Facebook’s description of the methodology it uses for determining the trending content it highlights for users is far different from and more detailed than what it offered prior to our questions. We now know the system relied on human judgment, and not just an automated process, more than previously acknowledged.
Facebook has recognized the limitations of efforts to keep information systems fully free from potential bias, which lends credibility to its findings. While the committee remains open to new information on this matter, transparency – not regulation – remains the goal, so I thank the company for its efforts to acknowledge relevant facts and its recognition of a continuing need to transparently address relevant user questions.

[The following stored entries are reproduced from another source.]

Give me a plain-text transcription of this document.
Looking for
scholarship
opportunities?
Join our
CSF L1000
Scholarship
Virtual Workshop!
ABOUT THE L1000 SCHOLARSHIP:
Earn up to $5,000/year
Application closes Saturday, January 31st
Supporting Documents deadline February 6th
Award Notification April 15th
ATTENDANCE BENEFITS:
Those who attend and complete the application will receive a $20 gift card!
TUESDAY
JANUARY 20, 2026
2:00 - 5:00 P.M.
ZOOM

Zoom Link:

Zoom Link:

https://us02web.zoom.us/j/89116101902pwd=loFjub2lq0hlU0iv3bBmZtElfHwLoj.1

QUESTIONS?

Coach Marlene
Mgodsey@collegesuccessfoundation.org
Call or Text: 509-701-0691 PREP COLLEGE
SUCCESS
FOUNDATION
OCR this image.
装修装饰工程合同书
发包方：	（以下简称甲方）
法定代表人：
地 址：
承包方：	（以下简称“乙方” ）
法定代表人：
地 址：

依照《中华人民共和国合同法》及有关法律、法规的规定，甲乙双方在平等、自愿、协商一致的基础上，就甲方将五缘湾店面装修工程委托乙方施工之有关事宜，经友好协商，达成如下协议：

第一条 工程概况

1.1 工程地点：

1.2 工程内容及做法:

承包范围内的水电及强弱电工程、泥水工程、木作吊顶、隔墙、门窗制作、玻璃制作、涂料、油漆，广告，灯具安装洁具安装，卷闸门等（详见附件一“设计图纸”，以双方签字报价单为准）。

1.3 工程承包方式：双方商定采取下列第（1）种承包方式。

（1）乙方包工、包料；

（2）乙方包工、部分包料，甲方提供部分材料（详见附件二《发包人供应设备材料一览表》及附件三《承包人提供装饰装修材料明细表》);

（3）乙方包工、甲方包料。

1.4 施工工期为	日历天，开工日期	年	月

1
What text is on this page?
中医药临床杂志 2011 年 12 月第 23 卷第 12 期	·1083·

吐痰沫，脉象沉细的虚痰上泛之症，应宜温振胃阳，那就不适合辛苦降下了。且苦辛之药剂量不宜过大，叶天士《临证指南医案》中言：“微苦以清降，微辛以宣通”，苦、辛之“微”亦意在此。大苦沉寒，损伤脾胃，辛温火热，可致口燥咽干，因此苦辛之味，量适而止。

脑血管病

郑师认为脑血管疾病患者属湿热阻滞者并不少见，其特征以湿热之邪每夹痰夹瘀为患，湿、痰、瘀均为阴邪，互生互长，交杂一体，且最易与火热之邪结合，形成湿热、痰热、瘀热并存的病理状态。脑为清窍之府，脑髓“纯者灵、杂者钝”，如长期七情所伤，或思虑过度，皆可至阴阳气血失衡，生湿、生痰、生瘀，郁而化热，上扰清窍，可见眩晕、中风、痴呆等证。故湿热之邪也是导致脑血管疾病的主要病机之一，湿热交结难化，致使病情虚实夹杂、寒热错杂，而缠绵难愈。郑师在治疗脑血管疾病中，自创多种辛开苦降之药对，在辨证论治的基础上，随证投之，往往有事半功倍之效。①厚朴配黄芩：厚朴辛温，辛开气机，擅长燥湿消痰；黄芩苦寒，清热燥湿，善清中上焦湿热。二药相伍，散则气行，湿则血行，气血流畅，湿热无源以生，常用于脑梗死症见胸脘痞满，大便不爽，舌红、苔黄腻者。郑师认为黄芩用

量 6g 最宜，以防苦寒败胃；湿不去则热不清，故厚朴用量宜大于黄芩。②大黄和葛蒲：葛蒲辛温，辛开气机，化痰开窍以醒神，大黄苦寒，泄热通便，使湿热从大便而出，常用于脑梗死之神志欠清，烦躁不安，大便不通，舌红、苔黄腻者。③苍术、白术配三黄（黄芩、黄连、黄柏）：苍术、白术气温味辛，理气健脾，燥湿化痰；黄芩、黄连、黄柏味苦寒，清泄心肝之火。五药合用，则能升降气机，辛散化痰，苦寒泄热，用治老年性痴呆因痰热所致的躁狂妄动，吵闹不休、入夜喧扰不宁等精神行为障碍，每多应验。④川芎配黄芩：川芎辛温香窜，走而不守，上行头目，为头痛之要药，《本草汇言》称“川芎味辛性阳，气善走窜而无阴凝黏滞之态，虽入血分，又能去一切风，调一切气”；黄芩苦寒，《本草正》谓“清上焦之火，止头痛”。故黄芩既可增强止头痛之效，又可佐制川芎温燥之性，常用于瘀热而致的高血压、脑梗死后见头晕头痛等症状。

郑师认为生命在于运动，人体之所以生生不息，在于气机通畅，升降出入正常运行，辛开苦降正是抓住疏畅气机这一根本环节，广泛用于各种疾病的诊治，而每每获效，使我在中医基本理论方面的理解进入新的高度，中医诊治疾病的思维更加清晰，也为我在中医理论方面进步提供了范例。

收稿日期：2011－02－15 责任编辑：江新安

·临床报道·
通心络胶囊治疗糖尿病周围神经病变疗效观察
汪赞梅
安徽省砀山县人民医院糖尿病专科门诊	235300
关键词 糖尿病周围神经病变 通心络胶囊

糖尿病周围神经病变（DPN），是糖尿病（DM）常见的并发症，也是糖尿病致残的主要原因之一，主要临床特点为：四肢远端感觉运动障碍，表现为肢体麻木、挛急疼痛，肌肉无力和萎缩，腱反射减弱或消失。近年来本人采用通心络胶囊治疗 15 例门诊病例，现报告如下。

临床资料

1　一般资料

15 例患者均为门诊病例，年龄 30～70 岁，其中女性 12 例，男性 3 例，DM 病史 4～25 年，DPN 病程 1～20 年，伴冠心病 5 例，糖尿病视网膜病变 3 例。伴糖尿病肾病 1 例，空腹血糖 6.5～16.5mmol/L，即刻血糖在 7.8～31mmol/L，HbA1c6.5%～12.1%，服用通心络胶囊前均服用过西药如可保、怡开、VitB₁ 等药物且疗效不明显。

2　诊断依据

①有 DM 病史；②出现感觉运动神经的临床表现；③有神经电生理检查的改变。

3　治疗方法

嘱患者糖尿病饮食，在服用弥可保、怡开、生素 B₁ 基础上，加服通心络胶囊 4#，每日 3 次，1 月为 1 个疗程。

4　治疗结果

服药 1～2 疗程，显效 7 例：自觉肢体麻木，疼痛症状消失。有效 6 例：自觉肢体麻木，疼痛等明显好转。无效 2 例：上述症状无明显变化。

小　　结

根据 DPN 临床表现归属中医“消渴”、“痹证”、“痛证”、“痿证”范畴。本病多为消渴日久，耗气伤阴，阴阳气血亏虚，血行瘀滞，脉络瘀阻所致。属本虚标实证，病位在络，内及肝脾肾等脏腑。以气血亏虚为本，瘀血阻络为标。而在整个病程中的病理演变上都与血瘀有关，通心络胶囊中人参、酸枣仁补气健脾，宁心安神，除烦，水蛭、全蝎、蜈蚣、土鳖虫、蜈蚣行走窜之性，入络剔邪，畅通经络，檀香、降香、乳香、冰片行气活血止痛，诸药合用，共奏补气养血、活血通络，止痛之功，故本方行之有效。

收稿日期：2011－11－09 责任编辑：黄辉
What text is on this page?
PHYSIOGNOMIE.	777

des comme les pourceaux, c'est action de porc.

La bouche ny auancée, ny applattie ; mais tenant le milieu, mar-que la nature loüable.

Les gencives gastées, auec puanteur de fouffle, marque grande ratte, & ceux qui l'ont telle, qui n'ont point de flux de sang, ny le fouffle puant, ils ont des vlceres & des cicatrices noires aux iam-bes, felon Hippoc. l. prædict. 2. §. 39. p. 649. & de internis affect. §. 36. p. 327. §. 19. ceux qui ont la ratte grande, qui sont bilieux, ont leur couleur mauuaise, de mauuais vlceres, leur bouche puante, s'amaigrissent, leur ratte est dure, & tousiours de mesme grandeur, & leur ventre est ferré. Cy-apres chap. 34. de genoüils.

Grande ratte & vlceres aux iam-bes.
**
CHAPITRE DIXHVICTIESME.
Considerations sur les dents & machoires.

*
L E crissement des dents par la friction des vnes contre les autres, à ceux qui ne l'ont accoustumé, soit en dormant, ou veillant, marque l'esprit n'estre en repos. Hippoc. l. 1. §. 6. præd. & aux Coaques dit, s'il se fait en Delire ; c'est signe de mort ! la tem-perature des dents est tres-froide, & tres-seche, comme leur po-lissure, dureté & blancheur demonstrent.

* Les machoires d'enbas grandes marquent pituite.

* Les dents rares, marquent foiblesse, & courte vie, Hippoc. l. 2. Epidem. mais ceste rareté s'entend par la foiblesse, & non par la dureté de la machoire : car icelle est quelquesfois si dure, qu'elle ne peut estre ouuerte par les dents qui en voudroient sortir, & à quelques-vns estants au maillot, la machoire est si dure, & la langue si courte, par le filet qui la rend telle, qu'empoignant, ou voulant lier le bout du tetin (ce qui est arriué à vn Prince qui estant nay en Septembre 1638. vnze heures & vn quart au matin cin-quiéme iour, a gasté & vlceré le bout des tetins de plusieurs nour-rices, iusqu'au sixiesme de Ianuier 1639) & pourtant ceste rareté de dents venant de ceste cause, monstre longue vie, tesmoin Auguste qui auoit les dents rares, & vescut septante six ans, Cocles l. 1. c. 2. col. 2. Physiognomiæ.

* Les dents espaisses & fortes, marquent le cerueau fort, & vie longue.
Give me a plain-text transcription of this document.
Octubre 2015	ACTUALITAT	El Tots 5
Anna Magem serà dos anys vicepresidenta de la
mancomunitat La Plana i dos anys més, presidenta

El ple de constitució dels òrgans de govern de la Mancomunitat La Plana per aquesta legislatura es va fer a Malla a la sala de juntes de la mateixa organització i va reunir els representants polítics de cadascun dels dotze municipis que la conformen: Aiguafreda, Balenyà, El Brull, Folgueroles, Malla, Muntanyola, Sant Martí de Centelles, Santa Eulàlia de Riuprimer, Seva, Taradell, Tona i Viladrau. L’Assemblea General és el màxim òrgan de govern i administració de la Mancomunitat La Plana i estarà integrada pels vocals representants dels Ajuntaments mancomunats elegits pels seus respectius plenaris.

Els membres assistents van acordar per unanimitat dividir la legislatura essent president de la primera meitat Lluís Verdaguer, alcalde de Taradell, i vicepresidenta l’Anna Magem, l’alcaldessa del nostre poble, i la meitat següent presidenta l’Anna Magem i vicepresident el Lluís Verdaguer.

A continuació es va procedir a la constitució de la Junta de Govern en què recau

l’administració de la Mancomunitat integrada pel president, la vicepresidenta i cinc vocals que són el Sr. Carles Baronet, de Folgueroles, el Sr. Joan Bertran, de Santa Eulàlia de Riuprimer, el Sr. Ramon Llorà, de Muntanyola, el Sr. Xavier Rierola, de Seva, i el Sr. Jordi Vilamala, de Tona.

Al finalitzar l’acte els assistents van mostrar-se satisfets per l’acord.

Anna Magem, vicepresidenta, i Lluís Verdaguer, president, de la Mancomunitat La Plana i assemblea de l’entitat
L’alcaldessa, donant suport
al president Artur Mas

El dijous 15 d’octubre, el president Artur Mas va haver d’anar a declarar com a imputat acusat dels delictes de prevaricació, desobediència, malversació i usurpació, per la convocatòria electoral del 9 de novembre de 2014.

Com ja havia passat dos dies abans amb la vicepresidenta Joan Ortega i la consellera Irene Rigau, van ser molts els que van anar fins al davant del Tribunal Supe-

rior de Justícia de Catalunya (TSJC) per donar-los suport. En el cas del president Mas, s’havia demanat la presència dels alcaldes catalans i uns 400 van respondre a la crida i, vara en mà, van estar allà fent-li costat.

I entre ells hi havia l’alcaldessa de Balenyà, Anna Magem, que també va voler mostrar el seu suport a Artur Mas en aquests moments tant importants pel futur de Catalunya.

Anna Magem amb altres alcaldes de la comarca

Facebook Inc.’s general counsel Colin Stretch wrote today that the company’s two-week internal investigation "revealed no evidence of systematic political bias," and outlined changes to protect the feature from potential misuse as part of a neutral platform going forward. The response, requested by Chairman Thune, did note that company guidance, prior to July 2015, may have in some instances led to the exclusion of popular topics because it "prevented or delayed acceptance of topics that were not covered by major news organizations," and that the company could not "fully exclude the possibility that, over the years of the feature’s existence, a specific reviewer took isolated actions with an improper motive.